24 de jul. de 2006

Cordialmente


Coloco o coração como o centro de convergência da força humana. Ali, condensam-se as energias cruciais, ancestrais, primitivas, atávicas, essenciais, e também os orgasmos, os delírios, os sabores, as sensações, os ódios, os amores, os impulsos, as pulsões, os sonhos- e o que vem desse cadinho guia nossos passos, controlado, ou não, por aquela outra grande força, a do intelecto. O homem, então, é razão e emoção, num (des)equilíbrio duvidoso. Se fosse possível dizer isso, seria o coração o lar simbólico do id; é ali, e não na mente, que nosso lado animal tem lugar. O coração é fonte de poder: e isso era sabido pelos primitivos, ao comer o coração dos inimigos de guerra.

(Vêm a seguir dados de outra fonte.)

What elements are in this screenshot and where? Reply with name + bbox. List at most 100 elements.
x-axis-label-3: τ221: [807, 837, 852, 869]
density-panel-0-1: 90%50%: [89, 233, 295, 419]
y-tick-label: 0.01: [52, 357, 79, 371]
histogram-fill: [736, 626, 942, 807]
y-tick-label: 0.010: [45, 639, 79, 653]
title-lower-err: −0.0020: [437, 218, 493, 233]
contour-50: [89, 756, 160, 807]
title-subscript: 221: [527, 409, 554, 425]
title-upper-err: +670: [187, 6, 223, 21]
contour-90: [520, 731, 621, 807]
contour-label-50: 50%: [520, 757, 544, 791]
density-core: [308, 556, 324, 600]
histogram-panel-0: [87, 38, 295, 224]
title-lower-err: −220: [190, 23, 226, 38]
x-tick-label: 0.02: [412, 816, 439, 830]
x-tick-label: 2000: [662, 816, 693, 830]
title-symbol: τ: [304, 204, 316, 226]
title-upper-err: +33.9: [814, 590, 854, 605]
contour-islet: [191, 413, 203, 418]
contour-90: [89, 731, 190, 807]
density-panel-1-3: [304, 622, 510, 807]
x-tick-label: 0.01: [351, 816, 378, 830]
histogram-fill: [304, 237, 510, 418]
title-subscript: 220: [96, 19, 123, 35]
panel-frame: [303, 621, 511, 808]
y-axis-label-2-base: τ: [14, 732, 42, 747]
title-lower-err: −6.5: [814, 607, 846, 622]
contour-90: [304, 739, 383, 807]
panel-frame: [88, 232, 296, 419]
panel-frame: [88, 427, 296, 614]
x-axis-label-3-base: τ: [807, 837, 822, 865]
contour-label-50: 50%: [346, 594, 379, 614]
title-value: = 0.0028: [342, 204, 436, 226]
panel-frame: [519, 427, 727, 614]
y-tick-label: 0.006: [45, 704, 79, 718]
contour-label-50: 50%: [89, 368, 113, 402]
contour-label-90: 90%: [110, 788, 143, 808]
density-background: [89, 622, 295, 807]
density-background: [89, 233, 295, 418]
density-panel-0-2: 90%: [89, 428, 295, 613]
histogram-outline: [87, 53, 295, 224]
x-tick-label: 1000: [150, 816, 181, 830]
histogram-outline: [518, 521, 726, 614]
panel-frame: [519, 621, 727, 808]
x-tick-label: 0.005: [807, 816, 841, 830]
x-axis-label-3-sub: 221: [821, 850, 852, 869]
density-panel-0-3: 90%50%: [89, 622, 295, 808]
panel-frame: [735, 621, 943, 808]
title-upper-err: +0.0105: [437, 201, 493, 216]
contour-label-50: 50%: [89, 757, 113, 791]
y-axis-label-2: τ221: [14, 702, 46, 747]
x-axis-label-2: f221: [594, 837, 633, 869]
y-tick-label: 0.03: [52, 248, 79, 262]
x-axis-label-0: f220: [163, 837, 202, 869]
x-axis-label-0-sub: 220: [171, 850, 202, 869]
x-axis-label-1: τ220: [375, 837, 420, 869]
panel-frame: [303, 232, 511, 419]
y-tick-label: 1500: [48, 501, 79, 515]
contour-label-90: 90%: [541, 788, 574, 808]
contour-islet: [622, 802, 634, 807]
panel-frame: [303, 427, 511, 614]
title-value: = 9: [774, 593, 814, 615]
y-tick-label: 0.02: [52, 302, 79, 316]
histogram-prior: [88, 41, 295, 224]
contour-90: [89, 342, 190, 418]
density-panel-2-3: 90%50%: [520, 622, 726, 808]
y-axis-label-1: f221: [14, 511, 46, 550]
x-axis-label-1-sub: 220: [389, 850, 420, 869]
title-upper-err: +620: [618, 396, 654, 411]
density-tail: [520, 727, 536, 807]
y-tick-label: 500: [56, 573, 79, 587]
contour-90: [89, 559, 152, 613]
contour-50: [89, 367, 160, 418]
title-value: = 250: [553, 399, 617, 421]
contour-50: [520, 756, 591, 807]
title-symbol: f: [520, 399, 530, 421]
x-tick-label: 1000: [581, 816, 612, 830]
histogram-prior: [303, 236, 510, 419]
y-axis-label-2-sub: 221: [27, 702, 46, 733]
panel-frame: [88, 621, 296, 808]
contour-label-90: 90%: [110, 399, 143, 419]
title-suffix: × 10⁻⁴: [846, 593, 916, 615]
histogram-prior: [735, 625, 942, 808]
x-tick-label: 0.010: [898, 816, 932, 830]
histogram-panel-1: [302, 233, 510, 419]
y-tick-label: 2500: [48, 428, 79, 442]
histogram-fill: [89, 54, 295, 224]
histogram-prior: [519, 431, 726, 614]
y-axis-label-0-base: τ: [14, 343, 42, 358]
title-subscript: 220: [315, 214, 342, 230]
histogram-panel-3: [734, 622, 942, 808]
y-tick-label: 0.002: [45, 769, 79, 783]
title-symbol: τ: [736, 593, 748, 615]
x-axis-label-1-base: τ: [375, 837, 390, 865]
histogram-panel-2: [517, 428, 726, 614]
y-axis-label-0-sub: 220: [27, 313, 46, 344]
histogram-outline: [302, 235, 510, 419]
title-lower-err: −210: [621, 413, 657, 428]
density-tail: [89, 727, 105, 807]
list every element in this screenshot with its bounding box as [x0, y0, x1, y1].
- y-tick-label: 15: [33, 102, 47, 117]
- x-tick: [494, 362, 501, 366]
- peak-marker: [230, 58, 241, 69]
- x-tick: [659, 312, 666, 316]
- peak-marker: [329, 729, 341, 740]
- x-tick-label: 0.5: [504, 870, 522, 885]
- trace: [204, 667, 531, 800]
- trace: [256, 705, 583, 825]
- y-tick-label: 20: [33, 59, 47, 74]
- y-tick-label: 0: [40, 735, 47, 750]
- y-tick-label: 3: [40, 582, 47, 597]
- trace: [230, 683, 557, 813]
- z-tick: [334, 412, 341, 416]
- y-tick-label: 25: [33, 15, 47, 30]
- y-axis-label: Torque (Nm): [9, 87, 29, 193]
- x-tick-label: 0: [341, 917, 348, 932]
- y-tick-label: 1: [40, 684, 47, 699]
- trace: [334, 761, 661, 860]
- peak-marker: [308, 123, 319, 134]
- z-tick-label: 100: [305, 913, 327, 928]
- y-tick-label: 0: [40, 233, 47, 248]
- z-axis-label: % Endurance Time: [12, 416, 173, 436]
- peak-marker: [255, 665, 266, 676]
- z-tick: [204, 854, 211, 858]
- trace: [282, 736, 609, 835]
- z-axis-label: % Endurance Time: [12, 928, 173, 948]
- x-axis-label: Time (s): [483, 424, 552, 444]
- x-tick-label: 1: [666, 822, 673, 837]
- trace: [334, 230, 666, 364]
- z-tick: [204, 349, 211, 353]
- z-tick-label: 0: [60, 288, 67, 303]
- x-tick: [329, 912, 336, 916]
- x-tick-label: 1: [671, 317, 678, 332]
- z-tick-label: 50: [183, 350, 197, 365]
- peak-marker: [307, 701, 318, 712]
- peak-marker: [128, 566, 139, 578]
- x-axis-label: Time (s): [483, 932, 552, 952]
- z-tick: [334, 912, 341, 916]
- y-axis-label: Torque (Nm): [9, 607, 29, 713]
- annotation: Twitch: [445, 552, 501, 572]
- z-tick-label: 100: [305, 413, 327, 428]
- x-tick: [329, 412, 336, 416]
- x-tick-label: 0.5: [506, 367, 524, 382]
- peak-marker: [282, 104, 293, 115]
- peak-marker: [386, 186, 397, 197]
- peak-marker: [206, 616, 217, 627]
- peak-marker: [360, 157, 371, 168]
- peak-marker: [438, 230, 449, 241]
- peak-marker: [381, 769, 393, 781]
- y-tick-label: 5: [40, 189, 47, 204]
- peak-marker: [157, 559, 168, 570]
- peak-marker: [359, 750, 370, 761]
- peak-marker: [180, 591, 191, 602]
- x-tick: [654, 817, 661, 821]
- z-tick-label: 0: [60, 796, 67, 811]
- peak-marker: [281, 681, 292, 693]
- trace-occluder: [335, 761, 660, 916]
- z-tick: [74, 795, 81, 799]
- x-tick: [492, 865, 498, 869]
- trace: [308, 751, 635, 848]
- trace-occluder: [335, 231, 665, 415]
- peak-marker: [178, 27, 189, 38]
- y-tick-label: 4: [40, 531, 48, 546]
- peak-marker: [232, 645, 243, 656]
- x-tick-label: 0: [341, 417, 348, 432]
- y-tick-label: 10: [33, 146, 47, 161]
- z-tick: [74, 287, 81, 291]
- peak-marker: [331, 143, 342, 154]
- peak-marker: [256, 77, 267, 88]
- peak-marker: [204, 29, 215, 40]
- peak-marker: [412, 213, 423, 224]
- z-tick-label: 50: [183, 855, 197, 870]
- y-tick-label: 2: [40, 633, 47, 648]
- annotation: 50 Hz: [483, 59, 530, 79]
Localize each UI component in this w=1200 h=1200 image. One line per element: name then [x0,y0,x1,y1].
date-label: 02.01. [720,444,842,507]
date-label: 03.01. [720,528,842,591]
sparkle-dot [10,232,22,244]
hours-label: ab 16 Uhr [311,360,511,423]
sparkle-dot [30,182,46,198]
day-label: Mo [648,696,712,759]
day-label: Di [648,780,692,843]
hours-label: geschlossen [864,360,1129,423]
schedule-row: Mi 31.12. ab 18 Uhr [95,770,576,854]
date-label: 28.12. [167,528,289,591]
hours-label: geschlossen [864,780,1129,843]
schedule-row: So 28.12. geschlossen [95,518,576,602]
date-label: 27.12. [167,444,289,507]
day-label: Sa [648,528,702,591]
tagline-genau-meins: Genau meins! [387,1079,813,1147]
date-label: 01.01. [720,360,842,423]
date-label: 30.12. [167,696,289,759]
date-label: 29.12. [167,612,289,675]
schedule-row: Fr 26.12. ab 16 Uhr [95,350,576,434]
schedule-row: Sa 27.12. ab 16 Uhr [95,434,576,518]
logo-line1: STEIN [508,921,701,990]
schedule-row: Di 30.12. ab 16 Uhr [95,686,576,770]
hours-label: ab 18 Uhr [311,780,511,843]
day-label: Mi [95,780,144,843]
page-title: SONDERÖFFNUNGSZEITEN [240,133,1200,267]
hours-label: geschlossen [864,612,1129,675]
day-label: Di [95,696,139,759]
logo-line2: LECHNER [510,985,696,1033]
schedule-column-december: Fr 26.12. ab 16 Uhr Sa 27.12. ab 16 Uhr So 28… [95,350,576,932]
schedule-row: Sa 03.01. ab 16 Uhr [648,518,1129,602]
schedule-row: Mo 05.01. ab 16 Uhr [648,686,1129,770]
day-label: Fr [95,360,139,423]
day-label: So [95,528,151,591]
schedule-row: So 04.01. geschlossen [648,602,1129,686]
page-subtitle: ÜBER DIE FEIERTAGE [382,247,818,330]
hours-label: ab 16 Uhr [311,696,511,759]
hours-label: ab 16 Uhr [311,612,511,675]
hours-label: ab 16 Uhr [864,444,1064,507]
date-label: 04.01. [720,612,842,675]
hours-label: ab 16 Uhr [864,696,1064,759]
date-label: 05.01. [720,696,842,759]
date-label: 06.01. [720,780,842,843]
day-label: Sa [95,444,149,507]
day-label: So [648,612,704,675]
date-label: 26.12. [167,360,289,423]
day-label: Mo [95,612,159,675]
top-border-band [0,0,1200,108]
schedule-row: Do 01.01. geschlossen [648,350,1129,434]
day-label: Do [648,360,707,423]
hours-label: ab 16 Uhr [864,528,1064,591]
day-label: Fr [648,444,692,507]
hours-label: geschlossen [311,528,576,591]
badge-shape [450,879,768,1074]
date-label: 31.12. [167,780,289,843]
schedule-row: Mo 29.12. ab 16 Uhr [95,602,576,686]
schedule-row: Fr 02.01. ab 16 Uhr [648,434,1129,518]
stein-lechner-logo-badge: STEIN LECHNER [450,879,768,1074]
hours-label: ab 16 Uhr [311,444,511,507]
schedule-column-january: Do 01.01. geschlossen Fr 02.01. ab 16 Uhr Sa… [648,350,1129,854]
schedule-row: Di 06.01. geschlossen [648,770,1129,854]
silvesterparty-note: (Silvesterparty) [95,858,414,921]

Daí Affonso Romano de Sant'ana*:

"Às vezes, pequenos grandes terremotos
Ocorrem do lado esquerdo do meu peito.

Fora, não se dão conta os desatentos.

Entre a aorta e a omoplata rolam
Alquebrados sentimentos.

Entre as vértebras e as costelas
Há vários esmagamentos.

Os mais íntimos
Já me viram remexendo escombros.
Em mim há algo imóvel e soterrado
Em permanente assombro".

Naturalmente, tudo isso é metáfora. As alterações químicas que afetam nosso humor -paixão, ódio- nascem do cérebro, e não nesse pulsante órgão do lado esquerdo. Sabemos disso. O que resta é poesia.

(* "Assombros", em "Epitáfio para o século XX e outros poemas", Ediouro, 97.).